Cane recipient: ‘Well, it’s about time!’

Longtime Dublin resident Lucia Agnes Sirois, 91, latest to take hometown’s Boston Post Cane

Lucia Agnes of Dublin was recently awarded the Boston Post Cane by the Select Board. She is currently the town's oldest resident at age 91.

Lucia Agnes of Dublin was recently awarded the Boston Post Cane by the Select Board. She is currently the town's oldest resident at age 91. Purchase photo reprints at Photo Finder »

DUBLIN — Last Monday, the Dublin Select Board named the town’s newest Boston Post Cane recipient. Lucia Agnes Sirois, Dublin’s oldest resident at age 91, is a woman known for her baking, her outgoing personality and her presence in the community.

Sirois’ son, Tim, who moved back in to take care of his parents about a decade ago, described his mother’s reaction to the news as “hilarious.” “When the selectmen told her she would be getting the Boston Post Cane, she said, ‘Well, it’s about time!’”

The Boston Post Cane is a New England tradition that began over a century ago when Edwin Grozier, the publisher of the publication The Boston Post, distributed gold-topped ebony canes to over 700 New England towns to be given to the town’s oldest male resident. Each town’s Select Board members were to be the trustees of the cane, and they were responsible for passing along the cane after the previous oldest man’s death to the next oldest resident, keeping the cane under town ownership, as the Maynard, Mass., Historical Society recounts on its website. In 1930, women became eligible for the cane, though, as the website says, it was not without considerable controversy. Though many of the Boston Post Canes have been stolen, destroyed, taken out of town, or just not returned, towns like Dublin do it right, continuing the tradition since its beginnings in 1909.

Tim Sirois took some time on Monday to speak his mother’s life, the majority of which has been spent in Dublin. “She is known in the community as a friendly, outgoing person,” Sirois said. “Everyone knows her — she bakes,” he added.
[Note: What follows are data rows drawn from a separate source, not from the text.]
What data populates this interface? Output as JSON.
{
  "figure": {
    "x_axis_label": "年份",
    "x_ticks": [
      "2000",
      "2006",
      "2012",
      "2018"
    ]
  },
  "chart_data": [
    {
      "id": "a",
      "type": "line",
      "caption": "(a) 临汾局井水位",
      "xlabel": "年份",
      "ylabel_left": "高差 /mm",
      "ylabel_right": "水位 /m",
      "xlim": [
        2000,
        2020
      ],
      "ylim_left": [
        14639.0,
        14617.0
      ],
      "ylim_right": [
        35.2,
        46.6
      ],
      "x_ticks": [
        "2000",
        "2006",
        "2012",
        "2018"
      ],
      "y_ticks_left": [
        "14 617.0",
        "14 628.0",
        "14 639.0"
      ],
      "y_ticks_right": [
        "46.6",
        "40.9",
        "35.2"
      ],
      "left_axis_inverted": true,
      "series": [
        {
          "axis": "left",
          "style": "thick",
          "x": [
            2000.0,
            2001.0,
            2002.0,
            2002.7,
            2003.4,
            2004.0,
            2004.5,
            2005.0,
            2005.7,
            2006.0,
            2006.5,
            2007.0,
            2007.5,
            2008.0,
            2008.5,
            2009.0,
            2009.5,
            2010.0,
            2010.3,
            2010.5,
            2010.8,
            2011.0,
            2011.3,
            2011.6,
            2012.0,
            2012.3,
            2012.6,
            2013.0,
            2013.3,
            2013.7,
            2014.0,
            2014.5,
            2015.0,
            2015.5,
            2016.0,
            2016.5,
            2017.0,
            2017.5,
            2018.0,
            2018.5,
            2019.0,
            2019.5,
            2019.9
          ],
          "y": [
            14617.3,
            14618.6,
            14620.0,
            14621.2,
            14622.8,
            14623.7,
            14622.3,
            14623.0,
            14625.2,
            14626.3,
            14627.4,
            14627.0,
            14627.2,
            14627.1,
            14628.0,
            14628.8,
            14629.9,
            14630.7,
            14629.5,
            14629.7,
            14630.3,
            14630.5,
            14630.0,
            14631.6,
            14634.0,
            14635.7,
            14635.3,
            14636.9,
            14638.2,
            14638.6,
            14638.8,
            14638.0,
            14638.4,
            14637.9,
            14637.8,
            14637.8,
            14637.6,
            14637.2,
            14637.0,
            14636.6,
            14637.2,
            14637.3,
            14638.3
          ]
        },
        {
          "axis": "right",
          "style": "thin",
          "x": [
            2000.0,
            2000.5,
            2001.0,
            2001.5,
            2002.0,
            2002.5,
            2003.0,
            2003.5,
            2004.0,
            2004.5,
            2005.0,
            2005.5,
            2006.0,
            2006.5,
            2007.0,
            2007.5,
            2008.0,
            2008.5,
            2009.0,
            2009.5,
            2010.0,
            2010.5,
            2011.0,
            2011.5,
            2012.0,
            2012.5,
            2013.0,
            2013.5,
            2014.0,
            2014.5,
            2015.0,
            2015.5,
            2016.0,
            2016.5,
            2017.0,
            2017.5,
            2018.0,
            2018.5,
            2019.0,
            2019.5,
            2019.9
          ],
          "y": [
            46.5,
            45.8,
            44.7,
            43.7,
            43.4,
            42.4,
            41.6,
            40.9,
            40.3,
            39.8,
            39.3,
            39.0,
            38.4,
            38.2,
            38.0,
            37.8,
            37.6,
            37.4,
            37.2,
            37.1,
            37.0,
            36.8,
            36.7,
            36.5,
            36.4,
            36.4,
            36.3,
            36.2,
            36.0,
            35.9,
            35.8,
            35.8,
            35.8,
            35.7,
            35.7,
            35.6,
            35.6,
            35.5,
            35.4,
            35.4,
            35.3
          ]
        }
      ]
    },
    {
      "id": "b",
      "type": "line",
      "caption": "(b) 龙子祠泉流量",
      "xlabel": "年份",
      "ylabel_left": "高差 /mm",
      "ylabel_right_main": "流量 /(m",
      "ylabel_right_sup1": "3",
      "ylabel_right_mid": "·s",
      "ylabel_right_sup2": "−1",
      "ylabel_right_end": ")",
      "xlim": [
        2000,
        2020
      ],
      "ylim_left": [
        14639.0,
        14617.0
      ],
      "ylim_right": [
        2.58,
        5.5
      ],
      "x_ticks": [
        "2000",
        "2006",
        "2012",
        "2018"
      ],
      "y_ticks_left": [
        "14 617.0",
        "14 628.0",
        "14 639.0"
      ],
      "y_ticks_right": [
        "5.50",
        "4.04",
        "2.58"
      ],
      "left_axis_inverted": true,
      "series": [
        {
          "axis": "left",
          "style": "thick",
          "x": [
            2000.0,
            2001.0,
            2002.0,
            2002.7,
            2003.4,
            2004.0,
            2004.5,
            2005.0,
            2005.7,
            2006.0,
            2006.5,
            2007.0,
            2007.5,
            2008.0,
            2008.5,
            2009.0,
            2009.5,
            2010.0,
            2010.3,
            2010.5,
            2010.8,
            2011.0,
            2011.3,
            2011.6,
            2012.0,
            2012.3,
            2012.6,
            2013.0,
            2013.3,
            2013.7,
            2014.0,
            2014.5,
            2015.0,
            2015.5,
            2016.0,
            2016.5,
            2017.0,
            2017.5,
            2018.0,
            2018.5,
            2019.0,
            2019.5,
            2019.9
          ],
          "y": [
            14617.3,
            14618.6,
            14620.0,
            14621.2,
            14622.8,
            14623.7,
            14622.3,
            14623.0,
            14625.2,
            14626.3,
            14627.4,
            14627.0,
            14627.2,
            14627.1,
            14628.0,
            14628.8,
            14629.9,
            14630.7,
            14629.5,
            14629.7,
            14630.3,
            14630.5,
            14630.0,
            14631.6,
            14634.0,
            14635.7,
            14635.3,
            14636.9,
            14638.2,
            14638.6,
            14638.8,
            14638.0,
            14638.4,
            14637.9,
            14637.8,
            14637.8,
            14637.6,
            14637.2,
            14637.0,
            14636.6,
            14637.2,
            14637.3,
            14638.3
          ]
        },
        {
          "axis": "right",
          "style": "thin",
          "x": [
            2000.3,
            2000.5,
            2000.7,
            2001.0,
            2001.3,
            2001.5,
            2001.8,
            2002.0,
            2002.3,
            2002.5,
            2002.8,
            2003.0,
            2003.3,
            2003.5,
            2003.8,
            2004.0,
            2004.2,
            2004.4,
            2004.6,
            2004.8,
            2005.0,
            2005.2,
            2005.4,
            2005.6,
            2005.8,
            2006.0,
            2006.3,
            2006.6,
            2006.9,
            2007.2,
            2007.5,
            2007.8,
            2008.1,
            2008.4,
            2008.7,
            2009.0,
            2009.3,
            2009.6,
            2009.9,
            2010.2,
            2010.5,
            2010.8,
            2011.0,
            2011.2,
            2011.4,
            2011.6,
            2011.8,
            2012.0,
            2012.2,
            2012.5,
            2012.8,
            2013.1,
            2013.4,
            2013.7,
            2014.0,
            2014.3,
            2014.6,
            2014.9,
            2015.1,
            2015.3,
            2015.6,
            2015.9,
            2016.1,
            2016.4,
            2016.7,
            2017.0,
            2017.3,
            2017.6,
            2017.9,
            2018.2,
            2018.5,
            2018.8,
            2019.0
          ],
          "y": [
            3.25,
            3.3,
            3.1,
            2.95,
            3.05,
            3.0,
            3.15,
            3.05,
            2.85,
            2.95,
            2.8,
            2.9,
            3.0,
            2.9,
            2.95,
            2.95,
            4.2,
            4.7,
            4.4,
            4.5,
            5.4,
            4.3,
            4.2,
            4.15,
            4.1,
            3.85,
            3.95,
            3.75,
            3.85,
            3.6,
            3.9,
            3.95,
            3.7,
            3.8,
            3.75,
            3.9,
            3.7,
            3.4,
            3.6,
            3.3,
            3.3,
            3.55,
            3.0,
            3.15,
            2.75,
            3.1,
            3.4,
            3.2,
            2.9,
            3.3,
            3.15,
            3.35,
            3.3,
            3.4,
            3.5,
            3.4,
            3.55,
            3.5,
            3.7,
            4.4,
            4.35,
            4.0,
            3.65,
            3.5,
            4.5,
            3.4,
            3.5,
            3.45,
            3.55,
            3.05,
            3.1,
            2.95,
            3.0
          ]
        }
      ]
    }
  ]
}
Lucia Sirois was born on June 8, 1922, according to the Select Board’s press release about the post cane award. She attended Schoolhouse No. 3 for first grade, and she later went to Dublin Elementary and Peterborough High schools. A 2012 Dublin Advocate article by two of Sirois’ children noted that Sirois married her husband, John, on Nov. 1, 1941, and she lived with him in Jaffrey until 1954, when they moved into Dublin to a house on Goldmine Road. John Sirois passed away several years ago, but Lucia Sirois continues to live there, a mere 1.5 miles from where she was born on Valley Road in Dublin.

Lucia Sirois is mother to six children, and she also has eight grandchildren, 15 great-grandchildren, and four great, great-grandchildren, according to the press release. Tim Sirois said on Monday that his mother was a homemaker for most of her life, though she worked at a nursing home at one point and was also very active in the Dublin Woman’s Club and the Red Cross in the early 1970s.

As for now, Lucia Sirois will enjoy her Boston Post Cane on the wall of her living room, and she will continue baking. Just Monday morning she made shredded wheat bread with her son.

“We made it with no machines, all by hand,” Tim Sirois said.